2025年08月29日、韓国の金融監督院が面白いデータを公表しました。
□’25.06月末の国内銀行のウォン建て貸出延滞率(1カ月以上の元利金延滞基準)は0.52%で、前月末(0.64%)に比べ0.12%ポイント低下[前年同月末(0.42%)に比べ0.10%ポイント上昇]
ㅇ’25.06月中の新規延滞発生額*(2.8兆ウォン)は前月(3.5兆ウォン)に比べ0.7兆ウォン減少し、延滞債権の整理規模(5.7兆ウォン)は前月(1.7兆ウォン)と比べ4.0兆ウォン増加
ㅇ’25.6月中の新規延滞率(’25.6月中の新規延滞発生額/’25.5月末の貸出残高)は0.11%で、前月(0.14%)に比べ0.03%ポイント低下[前年同月(0.10%)に比べ0.01%ポイント上昇]
※新規延滞率(%):(’24.6)0.10→(’25.2)0.12→(’25.3)0.12→(’25.4)0.12→(’25.5)0.14→(’25.6)0.11
※詳細な内容は添付ファイルをご参照ください。
金融監督院によると、国内銀行のウォン建て貸出延滞率(1カ月以上の元利金延滞)は2025年06月末時点で0.52%となりました。
05月末(0.64%)に比べ0.12%ポイント低くなっています。
これはいいことなのですが、あくまでも対前月比でのこと。
対前年同月比では「+0.1%ポイント」でむしろ上昇しているのです。
ご注目いただきたいのは、延滞債権を整理した金額は「5.7兆ウォン」となっており、対前月比で「4.0兆ウォン」も増加しています。
銀行は不良債権処理を急いでいるのです。
これに符合する数字があります。2025年06月時点で韓国の4大銀行の「無収益与信」残高の合計は4兆1,026億ウォンと集計されました。
これは過去最高の金額です。
「無収益与信」というのは「90日以上にわたり元本・利子のどちらも返済されていない貸出」を意味する言葉で、「깡통대출(空き缶ローン)」または「悪性貸出」と呼ばれます。

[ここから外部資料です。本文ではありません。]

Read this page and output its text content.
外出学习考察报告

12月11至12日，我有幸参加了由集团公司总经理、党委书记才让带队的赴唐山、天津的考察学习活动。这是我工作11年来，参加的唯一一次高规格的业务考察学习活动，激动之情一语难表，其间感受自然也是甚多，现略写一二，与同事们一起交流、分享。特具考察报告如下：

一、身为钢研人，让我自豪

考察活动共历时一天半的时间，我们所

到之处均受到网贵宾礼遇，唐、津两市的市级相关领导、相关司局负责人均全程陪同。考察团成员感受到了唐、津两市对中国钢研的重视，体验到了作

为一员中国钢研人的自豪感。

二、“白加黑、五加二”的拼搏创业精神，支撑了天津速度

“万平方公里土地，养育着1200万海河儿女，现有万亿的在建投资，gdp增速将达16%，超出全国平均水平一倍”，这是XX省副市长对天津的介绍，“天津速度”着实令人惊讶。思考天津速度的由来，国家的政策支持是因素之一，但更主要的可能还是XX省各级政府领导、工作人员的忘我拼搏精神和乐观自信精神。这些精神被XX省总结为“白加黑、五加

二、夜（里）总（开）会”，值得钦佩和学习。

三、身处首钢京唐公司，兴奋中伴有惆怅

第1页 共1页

さらに面白いのは、家計ではなく企業が延滞を増やしている点です。
企業の無収益与信(悪性貸出)の残高は、2025年06月時点で「2兆8,288億ウォン」となっており、対前年同期比で「約31.8%」も増加しています。
家計の方を見てみると、同じく無収益与信(悪性貸出)の残高が同じ2024年06月 ⇒ 2025年06月で「約22.4%」増ですから、企業がより多く増加させているのです。
――というわけで、韓国のお金の回りは悪くなっています。不良債権が増加するとそこで金の流れが止められてしまうからです。韓国の銀行が「不良債権」の処理に苦心している点にも注意しなければなりません。